Accommodating Religious Practices vs. Accommodating Disabilities: Two Different Standards for Employers to Follow

Posted by Michael Dodd on

Not all “reasonable accommodations” are created equal. Both Title VII of the Civil Rights Act (Title VII) and the Americans with Disabilities Act (ADA) require employers to “reasonably accommodate” employees. Title VII requires reasonable accommodation of an employee’s religious beliefs and practices and the ADA requires reasonable accommodation of an employee’s disabilities. Despite the use of the same phrase in both laws, they have very different meanings because of what is considered unreasonable according to these laws. Under Title VII, a religious accommodation is considered unreasonable (or an “undue hardship”) for the employer, if it creates “more than de minimis” cost or burden for the employer. Just as it sounds, the term “de minimis” is simply Latin for “of minimal importance” or “trivial.” By contrast, an undue hardship under the ADA is defined as “significant difficulty or expense.” In other words, there are many situations where an employer can deny a religious accommodation without violating Title VII. Nevertheless, employers need to understand how to analyze employee requests for religious accommodation to avoid possible religious discrimination claims.
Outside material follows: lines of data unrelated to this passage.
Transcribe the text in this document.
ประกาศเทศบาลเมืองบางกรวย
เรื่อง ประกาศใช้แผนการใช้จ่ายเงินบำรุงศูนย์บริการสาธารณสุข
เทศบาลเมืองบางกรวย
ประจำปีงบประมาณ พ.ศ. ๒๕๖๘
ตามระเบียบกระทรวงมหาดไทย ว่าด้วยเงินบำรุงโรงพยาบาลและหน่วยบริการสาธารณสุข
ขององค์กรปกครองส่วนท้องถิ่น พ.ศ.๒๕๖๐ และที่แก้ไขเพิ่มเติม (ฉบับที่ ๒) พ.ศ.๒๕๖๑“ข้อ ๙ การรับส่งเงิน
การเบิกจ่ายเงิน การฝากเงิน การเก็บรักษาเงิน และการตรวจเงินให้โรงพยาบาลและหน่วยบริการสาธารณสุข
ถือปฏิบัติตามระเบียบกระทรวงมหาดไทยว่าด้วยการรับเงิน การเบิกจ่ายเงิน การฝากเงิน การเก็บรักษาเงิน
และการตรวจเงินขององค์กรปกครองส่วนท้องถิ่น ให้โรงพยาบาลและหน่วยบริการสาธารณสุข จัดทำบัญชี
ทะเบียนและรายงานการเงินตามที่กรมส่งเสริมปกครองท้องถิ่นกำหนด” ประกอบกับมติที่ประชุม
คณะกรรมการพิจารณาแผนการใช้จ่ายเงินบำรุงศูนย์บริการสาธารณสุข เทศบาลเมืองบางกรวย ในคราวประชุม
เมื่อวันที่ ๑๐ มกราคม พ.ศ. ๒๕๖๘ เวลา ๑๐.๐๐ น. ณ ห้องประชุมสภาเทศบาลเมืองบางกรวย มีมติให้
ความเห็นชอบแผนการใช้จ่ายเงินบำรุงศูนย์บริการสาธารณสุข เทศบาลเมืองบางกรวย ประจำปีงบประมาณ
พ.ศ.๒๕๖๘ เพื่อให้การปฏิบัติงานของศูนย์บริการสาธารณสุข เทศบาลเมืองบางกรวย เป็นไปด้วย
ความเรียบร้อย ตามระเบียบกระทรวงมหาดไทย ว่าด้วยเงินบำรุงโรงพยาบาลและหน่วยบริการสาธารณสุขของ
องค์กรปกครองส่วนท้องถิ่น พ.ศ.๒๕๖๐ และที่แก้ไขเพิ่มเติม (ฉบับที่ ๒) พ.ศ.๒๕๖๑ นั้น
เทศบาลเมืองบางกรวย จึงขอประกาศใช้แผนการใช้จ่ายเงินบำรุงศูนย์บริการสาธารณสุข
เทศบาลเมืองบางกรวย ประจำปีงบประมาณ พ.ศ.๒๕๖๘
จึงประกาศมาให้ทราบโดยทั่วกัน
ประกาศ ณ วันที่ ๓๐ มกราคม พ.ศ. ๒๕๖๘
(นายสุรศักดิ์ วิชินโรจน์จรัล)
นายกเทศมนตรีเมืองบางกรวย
Courts employ a two-step analysis in evaluating claims of religious discrimination.  First, an employee must be able to demonstrate that: 1) he/she holds a sincere religious belief that conflicts with an employment requirement; 2) he/she has informed the employer of the conflict; and 3) he/she was discharged or otherwise penalized for failing to comply with the conflicting employment requirement.  Assuming that this first step is satisfied, the burden then shifts to the employer to show that it could not accommodate the employee without undue hardship in the conduct of its business.

Applying this two-step analysis, an employer’s obligation to reasonably accommodate religious beliefs starts with a threshold determination as to whether the employee is requesting the accommodation because of a “sincerely held” belief or whether in the alternative, the request is actually based on a personal preference.  For example, an employee may request to be relieved of all duties on Saturdays for religious reasons. If this is simply because the employee would prefer to attend services on Saturday, as opposed to a sincerely held belief that Saturday is the Sabbath day, then it is a preference and may not need to be accommodated. This is why it is a good idea to request additional information from an employee requesting a religious accommodation in order to evaluate whether his/her conduct is consistent with a sincerely-held belief. 

Assuming that the employee’s request for accommodation is based on a sincerely-held belief, an employer’s analysis must turn to whether the proposed accommodation imposes more than a de minimis cost or burden for the employer. Factors to be considered are “the identifiable cost in relation to the size and operating costs of the employer, and the number of individuals who will in fact need a particular accommodation.” For example, courts have found undue hardship where the accommodation diminishes efficiency in other jobs, infringes on other employees’ job rights or benefits, impairs workplace safety, or causes co-workers to carry the accommodated employee’s share of potentially hazardous or burdensome work. Ultimately, the determination of whether a proposed accommodation would pose an undue hardship is based on concrete, fact-specific considerations.